Peritos da ONU pedem que Irã liberte líderes da religião Baha’í, presos há cinco anos

Sete líderes de fé não reconhecida no país devem cumprir sentenças de 20 anos cada um. Relatores das Nações Unidas pedem ao governo que mostre compromisso com a liberdade de religião.

Relator Especial sobre a situação dos direitos humanos no Irã, Ahmed Shaheed. Foto: ONU/Jean-Marc Ferré

Relator Especial sobre a situação dos direitos humanos no Irã, Ahmed Shaheed. Foto: ONU/Jean-Marc Ferré

Um grupo de peritos independentes das Nações Unidas reiterou na segunda-feira (13) seu apelo às autoridades iranianas para a libertação imediata de sete líderes da comunidade bahá’í, presos há cinco anos neste mês, com sentenças de 20 anos — a mais longa entre todos os atuais prisioneiros de consciência.

“O governo iraniano deve demonstrar seu compromisso com a liberdade de religião, através da liberação incondicional e imediata desses presos de consciência”, disse o relator especial sobre a situação dos direitos humanos no Irã, Ahmed Shaheed, em um comunicado à imprensa. Ele pediu à comunidade internacional, incluindo líderes de fé mundiais, que se juntassem ao apelo.

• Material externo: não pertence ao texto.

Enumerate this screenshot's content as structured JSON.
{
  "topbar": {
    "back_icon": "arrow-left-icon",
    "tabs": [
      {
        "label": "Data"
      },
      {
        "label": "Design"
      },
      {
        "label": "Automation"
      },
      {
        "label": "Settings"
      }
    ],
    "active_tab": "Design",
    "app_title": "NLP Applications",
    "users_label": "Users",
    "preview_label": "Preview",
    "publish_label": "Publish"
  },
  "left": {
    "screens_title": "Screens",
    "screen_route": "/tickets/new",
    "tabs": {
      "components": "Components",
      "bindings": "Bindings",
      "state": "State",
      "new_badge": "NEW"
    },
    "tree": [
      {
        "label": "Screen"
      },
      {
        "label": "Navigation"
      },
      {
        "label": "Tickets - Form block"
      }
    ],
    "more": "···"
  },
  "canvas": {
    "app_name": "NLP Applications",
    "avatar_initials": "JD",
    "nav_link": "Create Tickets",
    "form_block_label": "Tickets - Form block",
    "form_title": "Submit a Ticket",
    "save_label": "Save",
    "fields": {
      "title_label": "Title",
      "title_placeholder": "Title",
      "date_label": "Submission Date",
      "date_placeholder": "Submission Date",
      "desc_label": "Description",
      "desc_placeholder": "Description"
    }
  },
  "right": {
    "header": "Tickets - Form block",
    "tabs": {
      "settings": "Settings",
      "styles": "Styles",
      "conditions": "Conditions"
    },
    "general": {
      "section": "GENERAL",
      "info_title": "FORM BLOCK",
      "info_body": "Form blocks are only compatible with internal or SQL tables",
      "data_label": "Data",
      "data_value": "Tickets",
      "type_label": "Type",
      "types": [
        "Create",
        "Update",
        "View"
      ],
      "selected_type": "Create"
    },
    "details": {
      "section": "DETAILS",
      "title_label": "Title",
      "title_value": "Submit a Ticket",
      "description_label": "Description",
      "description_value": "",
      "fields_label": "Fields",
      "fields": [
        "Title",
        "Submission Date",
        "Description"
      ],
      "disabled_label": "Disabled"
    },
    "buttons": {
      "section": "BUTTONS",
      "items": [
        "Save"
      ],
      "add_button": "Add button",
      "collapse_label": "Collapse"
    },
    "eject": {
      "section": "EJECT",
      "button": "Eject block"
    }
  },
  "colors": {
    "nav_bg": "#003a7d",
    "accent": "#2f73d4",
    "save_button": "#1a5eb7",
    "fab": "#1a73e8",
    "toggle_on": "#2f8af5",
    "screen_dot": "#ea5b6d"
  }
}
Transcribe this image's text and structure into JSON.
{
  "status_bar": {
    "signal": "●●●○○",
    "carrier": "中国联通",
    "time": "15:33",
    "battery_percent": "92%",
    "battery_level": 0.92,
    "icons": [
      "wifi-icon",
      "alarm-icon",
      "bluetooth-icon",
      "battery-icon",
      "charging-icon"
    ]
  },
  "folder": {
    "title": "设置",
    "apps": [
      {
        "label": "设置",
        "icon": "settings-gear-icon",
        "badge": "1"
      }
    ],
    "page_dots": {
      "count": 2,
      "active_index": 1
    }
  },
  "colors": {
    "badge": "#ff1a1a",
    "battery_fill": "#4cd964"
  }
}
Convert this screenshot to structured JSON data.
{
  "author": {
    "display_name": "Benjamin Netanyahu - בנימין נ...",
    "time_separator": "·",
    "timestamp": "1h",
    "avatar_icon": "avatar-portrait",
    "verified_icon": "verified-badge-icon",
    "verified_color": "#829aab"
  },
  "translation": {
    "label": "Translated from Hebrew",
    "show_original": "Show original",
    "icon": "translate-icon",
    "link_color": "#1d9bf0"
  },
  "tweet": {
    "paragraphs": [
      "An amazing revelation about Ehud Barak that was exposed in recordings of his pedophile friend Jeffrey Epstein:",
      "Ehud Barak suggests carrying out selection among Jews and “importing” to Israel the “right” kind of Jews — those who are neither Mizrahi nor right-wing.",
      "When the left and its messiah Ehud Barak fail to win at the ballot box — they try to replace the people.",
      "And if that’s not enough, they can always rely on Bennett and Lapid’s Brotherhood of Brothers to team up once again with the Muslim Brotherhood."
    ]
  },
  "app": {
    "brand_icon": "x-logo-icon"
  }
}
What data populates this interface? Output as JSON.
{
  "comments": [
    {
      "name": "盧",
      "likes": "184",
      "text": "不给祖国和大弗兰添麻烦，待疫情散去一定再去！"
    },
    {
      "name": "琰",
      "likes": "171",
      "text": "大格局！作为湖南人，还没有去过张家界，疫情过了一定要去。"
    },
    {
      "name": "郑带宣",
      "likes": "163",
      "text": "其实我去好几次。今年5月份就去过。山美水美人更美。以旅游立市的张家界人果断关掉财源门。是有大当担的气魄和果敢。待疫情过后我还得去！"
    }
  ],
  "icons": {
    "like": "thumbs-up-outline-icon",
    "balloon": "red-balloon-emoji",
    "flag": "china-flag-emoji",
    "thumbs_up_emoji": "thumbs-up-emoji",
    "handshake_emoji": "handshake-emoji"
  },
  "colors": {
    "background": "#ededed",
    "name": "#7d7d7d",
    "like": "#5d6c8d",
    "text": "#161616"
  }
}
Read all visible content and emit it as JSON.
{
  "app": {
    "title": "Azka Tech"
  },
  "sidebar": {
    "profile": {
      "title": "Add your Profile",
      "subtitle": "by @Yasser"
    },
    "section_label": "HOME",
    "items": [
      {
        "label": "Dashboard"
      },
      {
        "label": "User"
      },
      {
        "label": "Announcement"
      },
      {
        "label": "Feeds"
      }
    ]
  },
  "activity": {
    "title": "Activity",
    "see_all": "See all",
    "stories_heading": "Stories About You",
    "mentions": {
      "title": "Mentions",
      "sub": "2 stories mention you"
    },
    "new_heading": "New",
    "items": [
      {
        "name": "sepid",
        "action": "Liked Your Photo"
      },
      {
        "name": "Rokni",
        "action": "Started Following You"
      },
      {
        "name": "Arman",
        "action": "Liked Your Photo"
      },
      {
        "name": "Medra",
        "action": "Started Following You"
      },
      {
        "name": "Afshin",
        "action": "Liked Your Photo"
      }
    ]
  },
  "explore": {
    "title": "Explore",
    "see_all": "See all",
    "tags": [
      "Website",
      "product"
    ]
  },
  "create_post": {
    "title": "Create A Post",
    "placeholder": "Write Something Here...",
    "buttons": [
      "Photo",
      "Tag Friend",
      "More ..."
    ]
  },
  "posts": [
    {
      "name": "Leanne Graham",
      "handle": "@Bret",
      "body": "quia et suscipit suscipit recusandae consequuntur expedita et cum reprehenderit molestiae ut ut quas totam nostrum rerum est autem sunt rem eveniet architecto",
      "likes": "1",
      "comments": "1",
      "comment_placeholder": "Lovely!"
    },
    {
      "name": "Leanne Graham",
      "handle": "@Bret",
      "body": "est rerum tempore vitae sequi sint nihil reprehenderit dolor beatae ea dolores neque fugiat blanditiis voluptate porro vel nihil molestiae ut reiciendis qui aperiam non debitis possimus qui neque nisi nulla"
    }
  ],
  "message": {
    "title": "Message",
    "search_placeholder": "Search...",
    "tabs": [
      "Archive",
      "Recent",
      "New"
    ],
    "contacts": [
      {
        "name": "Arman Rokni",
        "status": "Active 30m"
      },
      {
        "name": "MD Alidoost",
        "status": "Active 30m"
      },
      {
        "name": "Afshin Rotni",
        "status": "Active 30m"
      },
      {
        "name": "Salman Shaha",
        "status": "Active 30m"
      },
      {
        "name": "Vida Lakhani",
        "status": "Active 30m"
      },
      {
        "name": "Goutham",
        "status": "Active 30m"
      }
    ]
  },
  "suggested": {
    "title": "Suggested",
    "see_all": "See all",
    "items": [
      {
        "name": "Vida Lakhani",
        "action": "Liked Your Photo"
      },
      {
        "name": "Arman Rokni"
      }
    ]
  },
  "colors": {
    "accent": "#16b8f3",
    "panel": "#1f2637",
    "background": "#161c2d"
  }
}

No dia 14 de maio de 2008, as autoridades de Teerã prenderam Fariba Kamalabadi, Jamaloddin Khanjani, Afif Naeimi, Saeid Rezaie, Behrouz Tavakkoli e Vahid Tizfahm. Um sétimo líder Baha’i, Mahvash Sabet, foi preso anteriormente no dia 5 de março. Os sete formaram um grupo nacional para os iranianos Baha’í chamado Yaran.

De acordo com o Escritório do Alto Comissariado das Nações Unidas para os Direitos Humanos (ACNUDH) — cujo Grupo de Trabalho da ONU sobre Detenção Arbitrária denunciou as prisões em 2008 –, as autoridades iranianas mantiveram os sete sob custódia por mais de 20 meses sem acusações e sem acesso a advogados.

Cada membro do grupo foi sentenciado a 20 anos de prisão em agosto de 2010, sob a acusação de espionagem, “propaganda contra o regime”, “conivência e colaboração com o objetivo de pôr em perigo a segurança nacional” e por “espalhar a corrupção na terra”.

O relator especial da ONU sobre a liberdade de religião ou crença, Heiner Bielefeldt, alertou que os Bahá’í estão enfrentando uma série de limitações para praticar livremente sua religião. “Eu lembro novamente ao Governo que, como parte do Pacto Internacional sobre os Direitos Civis e Políticos, não se pode distinguir entre grupos favorecidos e desfavorecidos quando se trata da liberdade de religião.”

Centenas de Bahá’ís foram detidos pela organização de atos como encontros religiosos e a defesa do direito à educação. O relatório de março de 2013, feito pelo relator especial sobre o Irã para o Conselho de Direitos Humanos da ONU, observou que pelo menos 110 Baha’ís foram presos no país só no início do ano.